From useful/important to least important:

• Useful type checker. When one forgets/incorrectly names/… attributes, the error messages are often completely useless. The right kind of type system could help a lot. But this is a nontrivial task.
• Fully automate minor version updates to existing packages. Such PRs should just be automatically merged if all ofborg tests are green. Reserve human attention to more important tasks and never “burn through” contributors.
• Secret handling. Like passwords, deployment keys, database passwords, and so on. Each module/service ships its own fragile, noncomposable “solution”.
• Clean nixpkgs pipelines. Merge trains, a core package set that has to have all tests succeeding before a merge.
• Better security story. CVEs have to be handled quickly and transparently, by a dedicated, responsive team. And before they are publicly known. This is often a blocker for commercial adoption.
• Make tests into separate derivations. When packages fail because of tests, disabling them or fixing them shouldn’t need to rebuild everything, but only the test. Similarly, disabling tests should not rebuild everything.
• Easier entry/migration for existing projects to NixOS. Especially at work we have the situation that someone writes code, infrastructure, CI, etc. without nix, and then at some point people start wishing for reproduceability, fast (cached) pipelines, deterministic builds. But if you’ve set up all the machines without nix already, it’s hard to use nix without switching to NixOS. I don’t know a good solution. Maybe bundling? Ansible integration?
• Stabilise the nix development. Don’t bring out features so quickly. Test and review them better with a beta user crowd to receive community feedback before breaking stuff for many people.
• Better meta-programming story, or rather better import-from-derivation story, mainly to update lock files. In particular on Hydra. There are reasons it is not enabled there, but it’s annoying. A lot of “organically evolved” update scripts are lying around because of this. Alternatively, use nix flakes in nixpkgs (and deprecate non-flakes).
• Modularise toplevel/all-packages.nix and avoid huge files in the future. (Maybe let's sort and/or categorize all-packages?)

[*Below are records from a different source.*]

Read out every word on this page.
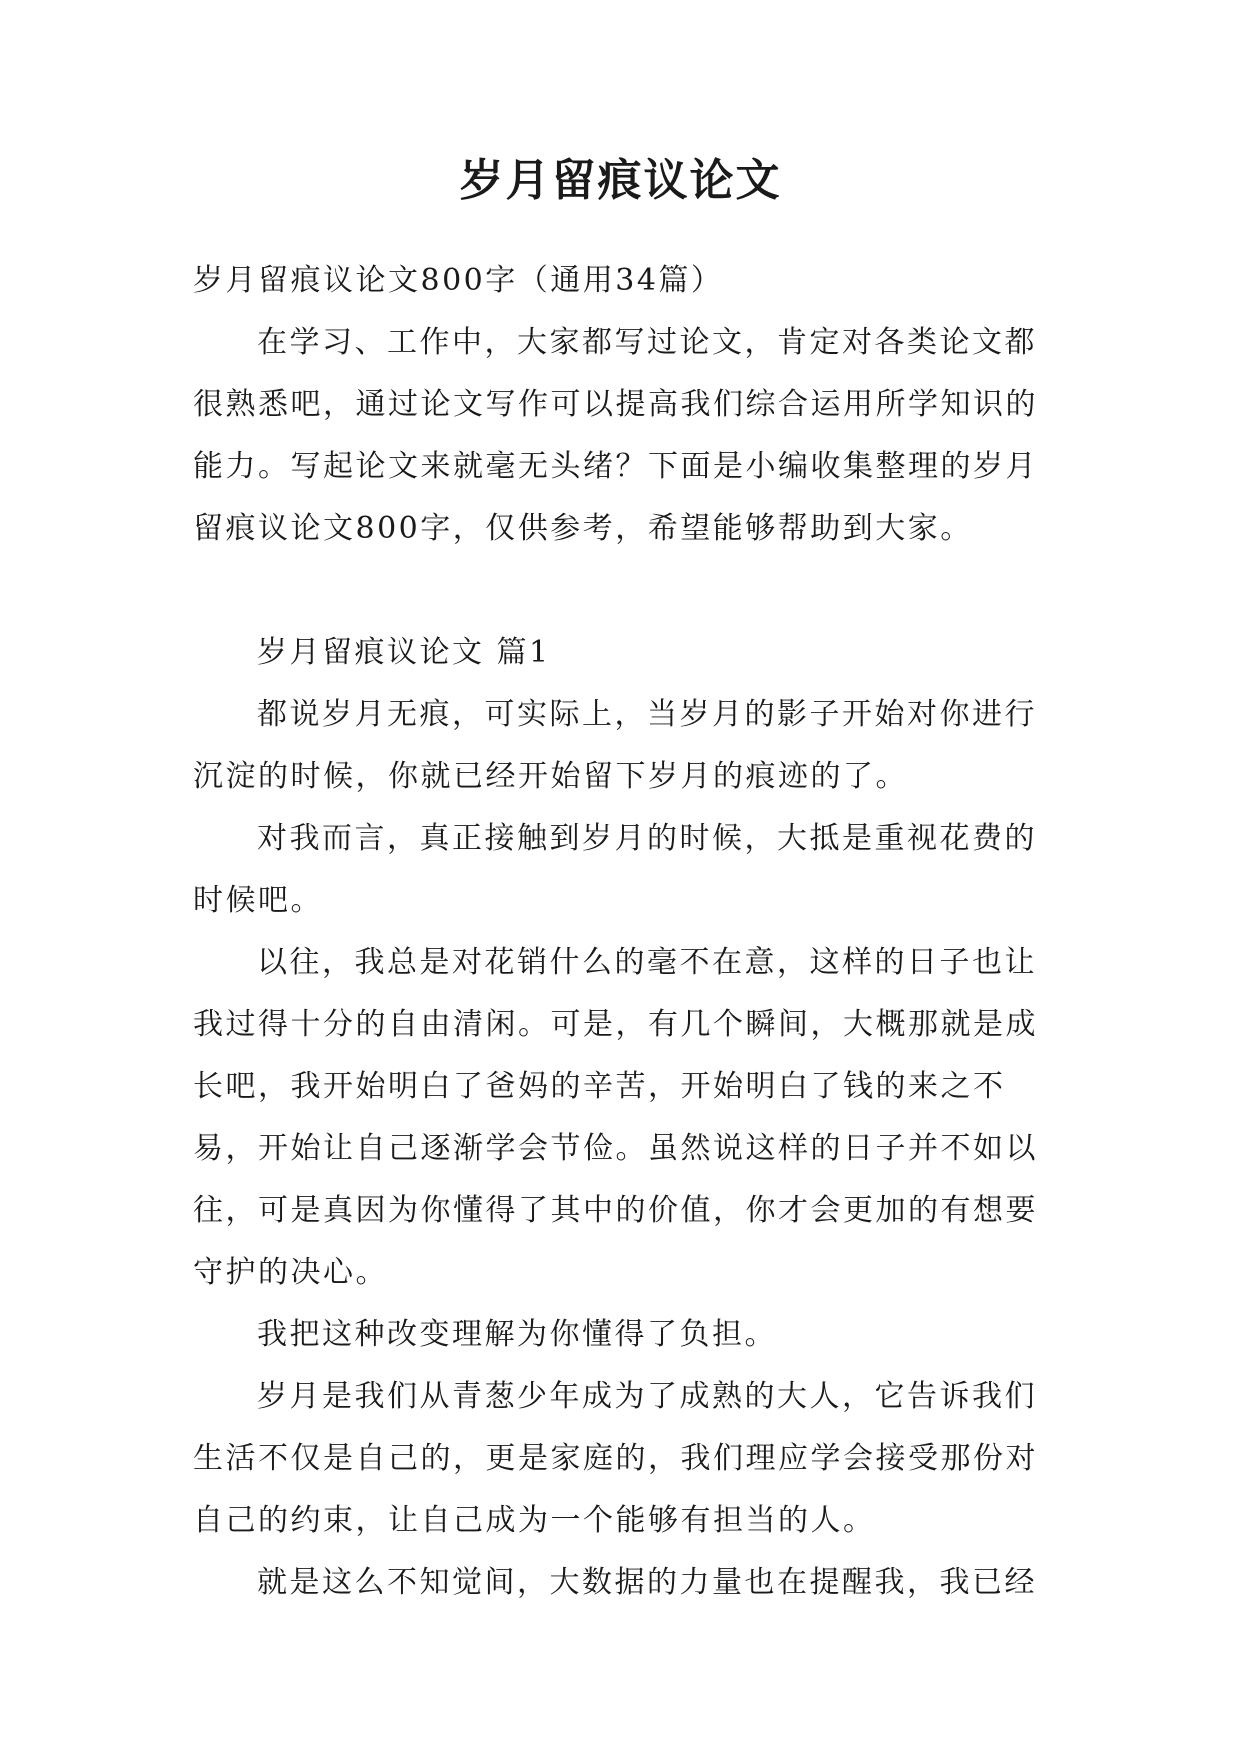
岁月留痕议论文

岁月留痕议论文800字（通用34篇）

在学习、工作中，大家都写过论文，肯定对各类论文都很熟悉吧，通过论文写作可以提高我们综合运用所学知识的能力。写起论文来就毫无头绪？下面是小编收集整理的岁月留痕议论文800字，仅供参考，希望能够帮助到大家。

岁月留痕议论文 篇1

都说岁月无痕，可实际上，当岁月的影子开始对你进行沉淀的时候，你就已经开始留下岁月的痕迹的了。

对我而言，真正接触到岁月的时候，大抵是重视花费的时候吧。

以往，我总是对花销什么的毫不在意，这样的日子也让我过得十分的自由清闲。可是，有几个瞬间，大概那就是成长吧，我开始明白了爸妈的辛苦，开始明白了钱的来之不易，开始让自己逐渐学会节俭。虽然说这样的日子并不如以往，可是真因为你懂得了其中的价值，你才会更加的有想要守护的决心。

我把这种改变理解为你懂得了负担。

岁月是我们从青葱少年成为了成熟的大人，它告诉我们生活不仅是自己的，更是家庭的，我们理应学会接受那份对自己的约束，让自己成为一个能够有担当的人。

就是这么不知觉间，大数据的力量也在提醒我，我已经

That only works for projects that follow semver very strict and there are enough which don’t or don’t follow it all the time. Also this would not remove upstreamed patches, update compile flags, dependencies or meta data, summarized we would by default not react to any upstream changes if the package still compiles and tests pass which would make bit rotting an even bigger problem.

merge-trains do not really solve the problems we are having. A good amount of the PRs to nixpkgs are fully independent of each other and the PRs to staging which would benefit by this are not viable right now because of rebuild counts and the required compute power. We could run the checks required for the unstable channel to advance but most packages would not benefit from that because they do not influence those tests. This could fully change with CA and after some optimization for it which is one of the reasons why I am looking very much forward to it.

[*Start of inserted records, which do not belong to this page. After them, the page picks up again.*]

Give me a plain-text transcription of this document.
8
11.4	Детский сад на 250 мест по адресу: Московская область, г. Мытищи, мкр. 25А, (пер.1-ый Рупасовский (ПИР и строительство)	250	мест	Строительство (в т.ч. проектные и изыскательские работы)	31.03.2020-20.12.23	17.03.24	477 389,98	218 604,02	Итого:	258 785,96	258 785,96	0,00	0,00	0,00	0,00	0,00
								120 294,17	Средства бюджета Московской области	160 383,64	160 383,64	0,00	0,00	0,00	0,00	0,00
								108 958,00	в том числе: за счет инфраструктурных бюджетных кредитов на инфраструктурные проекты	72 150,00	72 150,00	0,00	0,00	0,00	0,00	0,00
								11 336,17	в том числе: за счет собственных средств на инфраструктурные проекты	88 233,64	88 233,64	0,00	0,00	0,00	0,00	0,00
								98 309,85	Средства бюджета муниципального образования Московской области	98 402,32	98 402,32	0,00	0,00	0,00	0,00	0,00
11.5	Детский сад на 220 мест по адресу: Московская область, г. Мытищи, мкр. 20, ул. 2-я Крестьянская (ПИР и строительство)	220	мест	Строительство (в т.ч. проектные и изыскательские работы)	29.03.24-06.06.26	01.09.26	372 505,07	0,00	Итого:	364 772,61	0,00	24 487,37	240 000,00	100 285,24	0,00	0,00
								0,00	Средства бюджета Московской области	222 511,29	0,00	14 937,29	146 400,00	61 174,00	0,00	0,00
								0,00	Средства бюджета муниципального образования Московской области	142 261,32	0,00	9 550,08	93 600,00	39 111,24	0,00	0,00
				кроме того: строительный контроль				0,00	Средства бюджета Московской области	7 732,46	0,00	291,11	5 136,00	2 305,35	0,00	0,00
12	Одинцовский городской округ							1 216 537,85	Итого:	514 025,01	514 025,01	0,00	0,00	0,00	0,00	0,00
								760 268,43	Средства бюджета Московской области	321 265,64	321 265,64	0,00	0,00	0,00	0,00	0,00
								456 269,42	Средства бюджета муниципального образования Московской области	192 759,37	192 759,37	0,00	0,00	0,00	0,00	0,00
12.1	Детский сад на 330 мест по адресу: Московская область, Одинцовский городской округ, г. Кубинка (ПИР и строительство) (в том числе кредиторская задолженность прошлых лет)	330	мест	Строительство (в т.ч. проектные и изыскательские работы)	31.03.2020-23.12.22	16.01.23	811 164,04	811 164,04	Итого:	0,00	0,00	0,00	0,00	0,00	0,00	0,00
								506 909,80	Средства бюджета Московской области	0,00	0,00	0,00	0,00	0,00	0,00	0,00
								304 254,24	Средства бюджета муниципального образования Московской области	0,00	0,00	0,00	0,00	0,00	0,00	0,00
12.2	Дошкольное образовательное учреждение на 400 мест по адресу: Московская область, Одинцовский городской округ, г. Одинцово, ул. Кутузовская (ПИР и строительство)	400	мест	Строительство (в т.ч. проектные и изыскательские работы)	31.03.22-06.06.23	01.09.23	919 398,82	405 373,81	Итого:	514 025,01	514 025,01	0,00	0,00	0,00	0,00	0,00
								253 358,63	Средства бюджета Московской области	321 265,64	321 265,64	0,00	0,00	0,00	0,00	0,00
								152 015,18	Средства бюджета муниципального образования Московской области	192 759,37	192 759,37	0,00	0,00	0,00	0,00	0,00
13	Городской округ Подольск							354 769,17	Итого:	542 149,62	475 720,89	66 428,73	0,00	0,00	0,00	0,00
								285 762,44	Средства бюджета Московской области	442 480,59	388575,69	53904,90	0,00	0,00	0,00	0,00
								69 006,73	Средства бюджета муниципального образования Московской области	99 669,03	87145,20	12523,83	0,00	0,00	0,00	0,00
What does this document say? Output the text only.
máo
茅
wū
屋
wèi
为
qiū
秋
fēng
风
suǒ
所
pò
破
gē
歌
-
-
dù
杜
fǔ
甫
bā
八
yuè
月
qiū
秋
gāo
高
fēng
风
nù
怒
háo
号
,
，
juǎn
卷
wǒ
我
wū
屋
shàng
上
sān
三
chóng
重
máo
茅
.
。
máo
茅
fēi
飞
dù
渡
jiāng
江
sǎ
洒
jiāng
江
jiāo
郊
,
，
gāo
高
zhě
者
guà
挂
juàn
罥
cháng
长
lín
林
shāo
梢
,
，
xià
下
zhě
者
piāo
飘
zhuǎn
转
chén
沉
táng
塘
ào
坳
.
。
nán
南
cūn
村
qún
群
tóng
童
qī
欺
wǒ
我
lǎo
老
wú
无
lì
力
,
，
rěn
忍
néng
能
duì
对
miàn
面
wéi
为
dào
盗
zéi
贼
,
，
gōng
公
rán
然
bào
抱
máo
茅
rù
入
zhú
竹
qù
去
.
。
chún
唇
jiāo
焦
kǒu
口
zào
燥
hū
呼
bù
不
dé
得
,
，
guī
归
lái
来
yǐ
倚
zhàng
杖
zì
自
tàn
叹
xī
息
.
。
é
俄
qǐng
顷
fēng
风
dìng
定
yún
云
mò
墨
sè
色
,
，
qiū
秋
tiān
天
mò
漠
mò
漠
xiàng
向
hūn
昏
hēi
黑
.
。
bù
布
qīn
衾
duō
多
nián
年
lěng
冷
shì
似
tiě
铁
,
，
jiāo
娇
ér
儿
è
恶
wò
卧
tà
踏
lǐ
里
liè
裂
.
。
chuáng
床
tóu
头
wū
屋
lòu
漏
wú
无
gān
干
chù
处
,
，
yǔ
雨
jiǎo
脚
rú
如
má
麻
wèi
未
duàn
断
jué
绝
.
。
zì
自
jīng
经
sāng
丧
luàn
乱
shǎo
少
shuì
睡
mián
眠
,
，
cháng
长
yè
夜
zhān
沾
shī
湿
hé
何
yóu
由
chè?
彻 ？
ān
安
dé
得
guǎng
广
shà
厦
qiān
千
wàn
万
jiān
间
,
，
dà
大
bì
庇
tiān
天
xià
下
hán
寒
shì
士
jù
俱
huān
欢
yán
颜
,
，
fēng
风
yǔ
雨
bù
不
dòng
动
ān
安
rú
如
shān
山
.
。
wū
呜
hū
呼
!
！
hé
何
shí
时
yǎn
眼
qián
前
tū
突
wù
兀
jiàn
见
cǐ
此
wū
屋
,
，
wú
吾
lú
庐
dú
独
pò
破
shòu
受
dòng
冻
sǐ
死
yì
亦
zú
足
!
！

A good idea that came up in the nixpkgs architecture matrix chat is to just sort packages by their first letter into subdirectories which would make automated sorting easy.

One could opt-in for packages that follow semver. Minor version changes simply should not trigger the problems you are mentioning.

Anyways, I’m noticing that a lot of maintenance work is “reviewing” and merging minor version updates. This scares away people. Newcomer PR reviewers are looking through the massive number of PRs, say “these are all just boring version bumps, what could I possibly sensibly review here”, and look for another OS project where they can spend more meaningful time. (I’m claiming this after having conversations with NixOS newcomers.)

This is a problem and I’ve suggested a change.

Then we need to improve the documentation for newcomers that the amount of open PRs are not that scary and they get the knowledge to navigate them.

One way is to filter out r-ryantm PRs Pull requests · NixOS/nixpkgs · GitHub

and the open PRs are a lot but currently we are merging ~900 a week which is also a lot. nixpkgs scale is just big.